[snip]
Kscape system is designed to be able to expand as new drives are added (up to the server max) but not designed to shrink as drives are removed. Kscape system expect you replace the failed drives immediately. In real world situation, although not impossible, it is highly unlikely you will have 3 drives fail the same moment. So the system is designed to recover from up to 3 drive failures. 3U Server is designed to continue to operate as normal with 1 drive fail. With the second drive failed, it will offer limited operations to reduce the likely hood of additional drive fails. In either situation, it is not expected to use your system in this condition for long duration of time. If you continue to use your system with failed drives, the system will limit even more functions to protect itself.
[snip]
This is not quite accurate.
The Kaleidescape filesystem can only continue to operate with 1 -- and only one -- failed disk at any given time. If another disk fails while there is already a failed or rebuilding disk in the filesystem, that is a so-called "double disk failure" and the filesystem is, for all intents and purposes, lost.
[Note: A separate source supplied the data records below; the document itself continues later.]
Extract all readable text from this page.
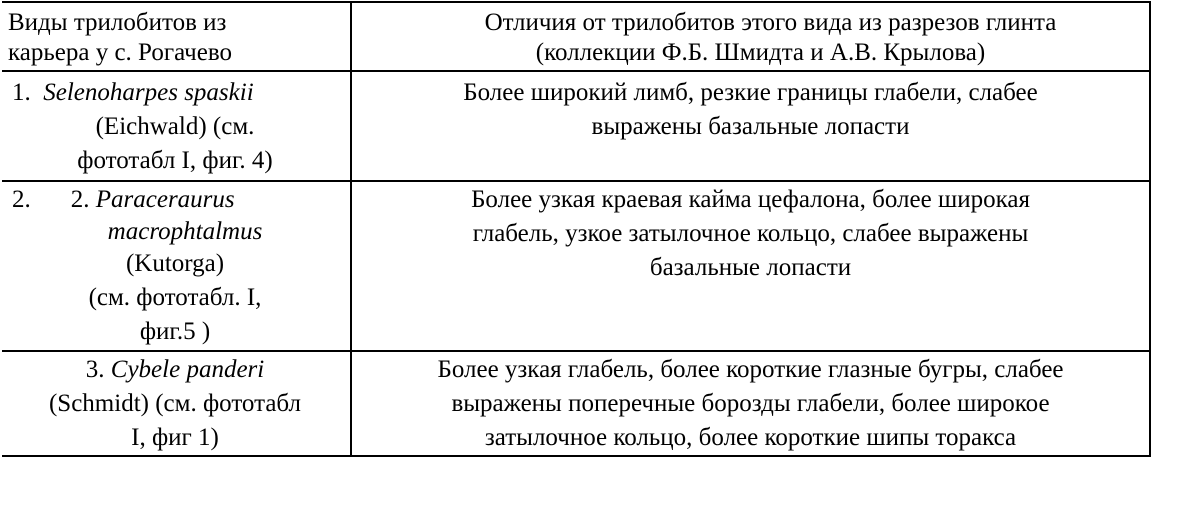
Виды трилобитов из
карьера у с. Рогачево
Отличия от трилобитов этого вида из разрезов глинта
(коллекции Ф.Б. Шмидта и А.В. Крылова)
1. Selenoharpes spaskii
(Eichwald) (см.
фототабл I, фиг. 4)
Более широкий лимб, резкие границы глабели, слабее
выражены базальные лопасти
2. 2. Paraceraurus
macrophtalmus
(Kutorga)
(см. фототабл. I,
фиг.5 )
Более узкая краевая кайма цефалона, более широкая
глабель, узкое затылочное кольцо, слабее выражены
базальные лопасти
3. Cybele panderi
(Schmidt) (см. фототабл
I, фиг 1)
Более узкая глабель, более короткие глазные бугры, слабее
выражены поперечные борозды глабели, более широкое
затылочное кольцо, более короткие шипы торакса
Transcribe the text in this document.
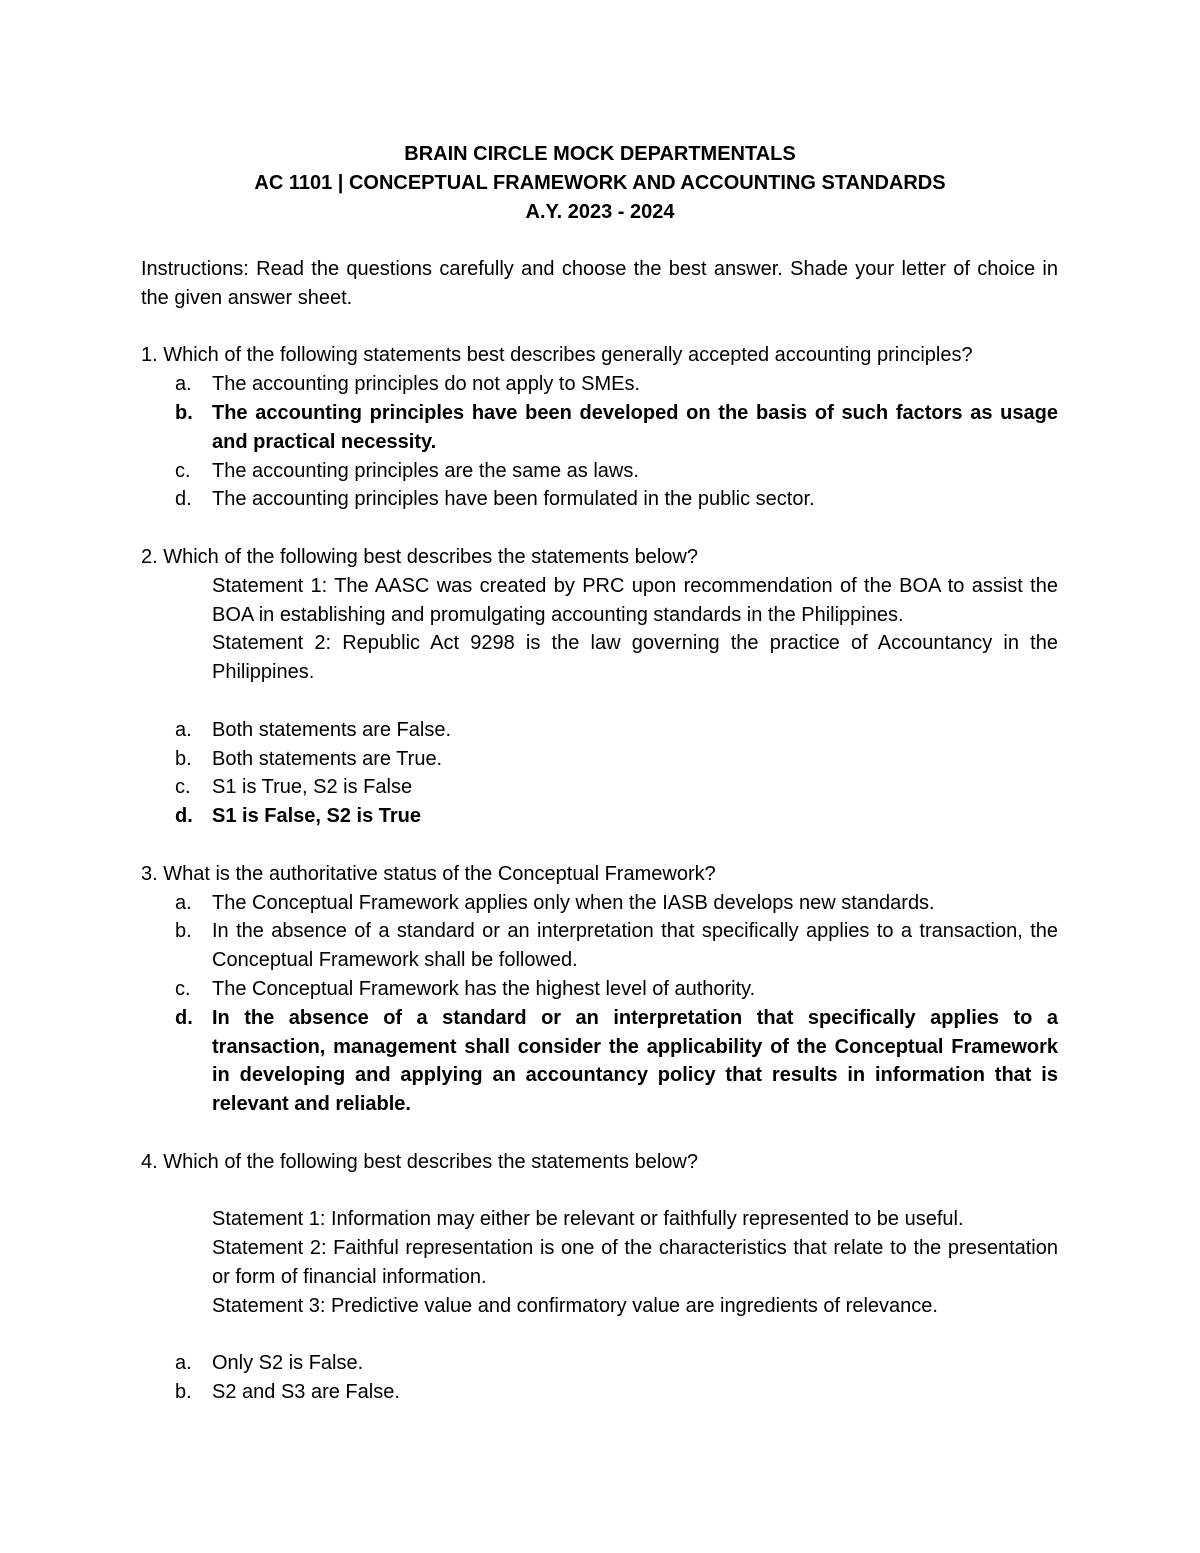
BRAIN CIRCLE MOCK DEPARTMENTALS
AC 1101 | CONCEPTUAL FRAMEWORK AND ACCOUNTING STANDARDS
A.Y. 2023 - 2024
Instructions: Read the questions carefully and choose the best answer. Shade your letter of choice in the given answer sheet.
1. Which of the following statements best describes generally accepted accounting principles?
a. The accounting principles do not apply to SMEs.
b. The accounting principles have been developed on the basis of such factors as usage and practical necessity.
c. The accounting principles are the same as laws.
d. The accounting principles have been formulated in the public sector.
2. Which of the following best describes the statements below?
Statement 1: The AASC was created by PRC upon recommendation of the BOA to assist the BOA in establishing and promulgating accounting standards in the Philippines.
Statement 2: Republic Act 9298 is the law governing the practice of Accountancy in the Philippines.
a. Both statements are False.
b. Both statements are True.
c. S1 is True, S2 is False
d. S1 is False, S2 is True
3. What is the authoritative status of the Conceptual Framework?
a. The Conceptual Framework applies only when the IASB develops new standards.
b. In the absence of a standard or an interpretation that specifically applies to a transaction, the Conceptual Framework shall be followed.
c. The Conceptual Framework has the highest level of authority.
d. In the absence of a standard or an interpretation that specifically applies to a transaction, management shall consider the applicability of the Conceptual Framework in developing and applying an accountancy policy that results in information that is relevant and reliable.
4. Which of the following best describes the statements below?
Statement 1: Information may either be relevant or faithfully represented to be useful.
Statement 2: Faithful representation is one of the characteristics that relate to the presentation or form of financial information.
Statement 3: Predictive value and confirmatory value are ingredients of relevance.
a. Only S2 is False.
b. S2 and S3 are False.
A 3U server's filesystem could, in most cases, survive 2 disk failures but not 3 and those disk failures must not occur concurrently.
In the following sequence of events, we'll assume that no failed disks are physically removed from the server chassis and replaced.
When disk 1 fails, it is immediately replaced by the hot spare (assuming that the hot spare is large enough) and the missing data from disk 1 is rebuilt onto that replacement disk. If another disk fails while that rebuild is ongoing, that's a double disk failure and the filesystem is lost. Once the disk finishes rebuilding (which can take days), the filesystem is back to a healthy state but it is now operating without a hot spare.
When disk 2 fails, there is no hot spare to replace it and thus the filesystem remains in a degraded state unless the failed disk is removed and replaced with a new drive of equal or greater size. Once again, if another disk fails -- either while disk 2 is failed or while the replacement for disk 2 is rebuilding -- it's a double disk failure and the filesystem is lost.
The general rule of thumb is that there can only be one failed or rebuilding disk in the filesystem at any one time in order for the system to continue operating.
There is one exception to the information above:
If an empty disk in the filesystem fails
without ever having had any data written to it before then the failed disk is dropped from the filesystem and the filesystem remains in a healthy state but now has less available storage.